Guidelines for Use of Self-Disclosure

According to Gladding (2006) there are some guidelines which can help counsellors to effectively implement self-disclosure strategies. Such guidelines are basically communication skills which can be used to avoid common pitfalls of this process, such as losing rapport or focus in the situation.

Primarily, the counsellor should be direct, brief, focused and relevant. This will ensure the self-disclosure process does not lead to time wastage and loss of focus in the client’s situation. Self-disclosure should also not be used frequently (more self-disclosure is not necessarily better) and should not add to the client’s problems and negative outcomes in a situation.

In essence, the purpose of self-disclosure should be clear to both counsellor and client and the process should only be used after considering other options, envisaging that there is a risk of miscommunication and an effect on the balance of power. But as stated before: if used in an effective manner, self-disclosure can be a useful strategy and a common process in the counselling setting.

Case Study: A Briefing of the Technique

A young man wishes to move out of his family home and seeks a counsellor for help. The young man is very distressed by the possible change and the effect it could have on both his parent’s and his own life. In the counselling setting, he briefly describes his motives for moving out; however, he attests that he does not want to cause emotional strife to his parents. In that context, he asks the counsellor to help him come up with a way to tell his parents without hurting them. A solution to that situation would relieve the young man from his personal anxiety.

The counsellor and the client explored all available options and at the end of the counselling session, the young man is still very emotionally affected by his decision and its possible outcomes. At that point, self-disclosure was used as a strategy to help the client move into a positive frame of reference. The counsellor disclosed that her son left the family home only last year, and even though it was a very emotional situation for the family, they understood his decision and moved forward.

Nowadays, they regularly meet and have a very positive relationship. At the end of the counselling relationship, the client felt comfortable with the knowledge that a similar situation had ended with a positive outcome, and was able to move forward with his decision without distress.

This example showed the effective use of self-disclosure and how this technique can be beneficial to clients.

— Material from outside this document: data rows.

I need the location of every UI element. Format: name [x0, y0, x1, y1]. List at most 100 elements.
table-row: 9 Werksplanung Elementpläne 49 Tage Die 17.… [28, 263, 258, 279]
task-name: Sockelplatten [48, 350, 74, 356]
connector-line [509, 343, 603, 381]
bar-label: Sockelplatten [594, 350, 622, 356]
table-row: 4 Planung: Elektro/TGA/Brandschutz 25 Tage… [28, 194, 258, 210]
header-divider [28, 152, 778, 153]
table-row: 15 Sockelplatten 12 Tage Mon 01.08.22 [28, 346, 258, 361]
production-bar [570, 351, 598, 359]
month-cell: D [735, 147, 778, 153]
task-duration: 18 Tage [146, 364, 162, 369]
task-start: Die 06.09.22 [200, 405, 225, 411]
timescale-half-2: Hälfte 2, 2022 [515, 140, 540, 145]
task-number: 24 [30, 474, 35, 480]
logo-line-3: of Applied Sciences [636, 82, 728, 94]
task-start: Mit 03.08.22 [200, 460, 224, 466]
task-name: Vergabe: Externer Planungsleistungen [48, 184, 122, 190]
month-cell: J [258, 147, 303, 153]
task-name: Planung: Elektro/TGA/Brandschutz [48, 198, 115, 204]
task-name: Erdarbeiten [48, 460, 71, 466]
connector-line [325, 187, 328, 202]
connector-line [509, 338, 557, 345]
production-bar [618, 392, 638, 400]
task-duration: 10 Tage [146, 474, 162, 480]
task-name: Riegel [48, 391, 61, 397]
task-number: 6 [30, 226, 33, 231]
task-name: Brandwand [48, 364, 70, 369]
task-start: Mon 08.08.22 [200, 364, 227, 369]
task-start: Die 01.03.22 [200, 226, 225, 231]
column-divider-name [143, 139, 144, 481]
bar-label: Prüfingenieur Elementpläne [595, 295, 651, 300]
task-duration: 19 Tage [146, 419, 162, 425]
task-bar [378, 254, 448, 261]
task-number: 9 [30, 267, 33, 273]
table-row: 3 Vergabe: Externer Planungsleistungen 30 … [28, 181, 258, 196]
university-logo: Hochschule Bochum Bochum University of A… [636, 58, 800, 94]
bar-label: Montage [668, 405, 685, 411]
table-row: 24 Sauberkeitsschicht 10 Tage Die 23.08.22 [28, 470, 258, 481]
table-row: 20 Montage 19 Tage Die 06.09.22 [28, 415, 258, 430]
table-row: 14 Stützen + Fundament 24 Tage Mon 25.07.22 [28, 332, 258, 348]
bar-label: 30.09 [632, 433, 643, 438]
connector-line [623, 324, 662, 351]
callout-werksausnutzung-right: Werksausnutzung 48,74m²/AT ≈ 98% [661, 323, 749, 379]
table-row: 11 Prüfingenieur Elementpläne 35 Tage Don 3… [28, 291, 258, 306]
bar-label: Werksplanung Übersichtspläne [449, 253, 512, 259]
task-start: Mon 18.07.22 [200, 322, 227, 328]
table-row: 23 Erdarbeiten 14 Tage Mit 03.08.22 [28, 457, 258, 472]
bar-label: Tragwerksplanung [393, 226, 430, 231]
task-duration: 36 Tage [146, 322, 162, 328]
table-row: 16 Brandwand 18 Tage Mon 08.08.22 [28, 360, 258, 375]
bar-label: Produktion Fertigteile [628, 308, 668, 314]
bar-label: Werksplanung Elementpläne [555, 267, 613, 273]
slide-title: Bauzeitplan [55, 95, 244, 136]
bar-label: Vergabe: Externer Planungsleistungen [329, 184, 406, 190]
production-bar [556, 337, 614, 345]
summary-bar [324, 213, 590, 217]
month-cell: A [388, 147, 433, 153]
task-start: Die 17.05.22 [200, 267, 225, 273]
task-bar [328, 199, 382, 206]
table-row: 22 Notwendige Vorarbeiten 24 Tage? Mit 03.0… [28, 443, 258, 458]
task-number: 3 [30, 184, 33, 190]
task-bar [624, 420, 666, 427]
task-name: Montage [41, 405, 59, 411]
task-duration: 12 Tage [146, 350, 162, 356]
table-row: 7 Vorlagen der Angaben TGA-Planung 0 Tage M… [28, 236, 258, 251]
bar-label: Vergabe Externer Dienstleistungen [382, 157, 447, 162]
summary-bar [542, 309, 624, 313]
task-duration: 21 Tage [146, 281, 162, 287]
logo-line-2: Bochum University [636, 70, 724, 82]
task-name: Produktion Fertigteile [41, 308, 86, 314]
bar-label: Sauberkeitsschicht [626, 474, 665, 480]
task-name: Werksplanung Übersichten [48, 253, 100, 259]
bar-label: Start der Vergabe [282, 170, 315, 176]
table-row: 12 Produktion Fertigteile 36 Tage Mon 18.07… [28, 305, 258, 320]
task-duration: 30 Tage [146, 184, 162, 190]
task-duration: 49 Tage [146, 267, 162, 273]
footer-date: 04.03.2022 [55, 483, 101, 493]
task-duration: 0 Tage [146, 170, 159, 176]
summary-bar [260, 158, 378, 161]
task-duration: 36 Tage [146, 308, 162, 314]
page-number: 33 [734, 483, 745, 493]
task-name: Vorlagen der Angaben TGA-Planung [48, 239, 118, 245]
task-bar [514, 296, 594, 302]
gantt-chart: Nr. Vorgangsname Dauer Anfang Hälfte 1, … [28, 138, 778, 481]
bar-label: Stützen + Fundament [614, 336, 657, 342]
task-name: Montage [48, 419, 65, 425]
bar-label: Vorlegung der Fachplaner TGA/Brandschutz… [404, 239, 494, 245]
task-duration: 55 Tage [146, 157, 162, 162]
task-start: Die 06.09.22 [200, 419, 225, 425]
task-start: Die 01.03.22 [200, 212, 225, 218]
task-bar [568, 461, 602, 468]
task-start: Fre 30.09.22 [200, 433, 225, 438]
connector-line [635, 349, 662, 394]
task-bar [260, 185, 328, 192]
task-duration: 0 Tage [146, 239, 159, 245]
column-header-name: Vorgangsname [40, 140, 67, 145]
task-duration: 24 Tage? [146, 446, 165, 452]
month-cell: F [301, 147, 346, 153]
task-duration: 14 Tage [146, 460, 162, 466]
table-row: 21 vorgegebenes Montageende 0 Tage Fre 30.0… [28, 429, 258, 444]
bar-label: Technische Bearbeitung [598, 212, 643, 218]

It was observable that in that scenario, the following benefits were achieved: helping the client to not feel alone, decreasing client anxiety and increasing counsellor genuineness.


  • Gladding, S.T. (2006). Counseling: A Comprehensive Profession. Upper Saddle River, NJ: Prentice Hall.
  • Jourard, S.M. (1968). Disclosing Man to Himself. Princeton, NJ: D. Van Nostrand.
  • Simone, D. H., McCarthy, P., & Skay, C. (1998). An investigation of client and counselor variables that influence likelihood of counselor self-disclosure. Journal of Counseling and Development. 76: 174-182.